Via The great liquidity crisis – 94 years ago, Niall Ferguson provides an instructive review of Lords of Finance: 1929, The Great Depression, and the Bankers who Broke the World:

By the summer of 1931, however, it was dawning even on Norman that the world economy was falling off a cliff. With massive bank failures on both sides of the Atlantic, it became clear that the Lords of Finance had bungled things. “Unless drastic measures are taken to save it,” he wrote to Moreau’s successor at the Banque de France, “the capitalist system throughout the civilised world will be wrecked within a year.” (With a characteristic flourish, he went on: “I should like this prediction to be filed for future reference.”)

Such apocalyptic fears were not new. As early as November 1918 Strong had warned Norman of a coming “period of economic barbarism which will menace our prosperity”. The irony was that their favoured prophylactics had, in combination, made the apocalypse more likely. By 1931 the capitalist system was on its knees, and democracy with it. Schacht was soon flirting with the rising star of the German right, Adolf Hitler; he later served as his economics minister.

I would be delighted to be wrong, but it seems to me that the Lords of Finance have bungled things spectacularly once again.
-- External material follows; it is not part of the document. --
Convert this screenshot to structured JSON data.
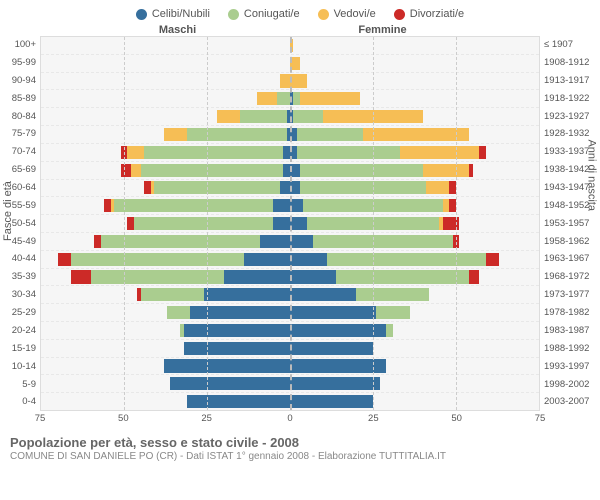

When it comes to the management of the currency, I am ever more inclined to agree with Richard Cobden:

I hold all idea of regulating the currency to be an absurdity; the very terms of regulating the currency and managing the currency I look upon to be an absurdity; the currency should regulate itself; it must be regulated by the trade and commerce of the world; I would neither allow the Bank of England nor any private banks to have what is called the management of the currency…
I should never contemplate any remedial measure, which left to the discretion of individuals to regulate the amount of currency by any principle or standard whatever… I should be sorry to trust the Bank of England again, having violated their principle [the Palmer rule]; for I never trust the same parties twice on an affair of such magnitude

I too should be sorry to trust the Bank of England again, particularly as they seem to have catastrophically misled entrepreneurs into making investment decisions which were justified only by artificially low interest rates. Central bankers’ actions have had calamitous results. The sooner money escapes their grasp, the better.

One Comment

  1. Yeah. Me too. Some bloddy hope though.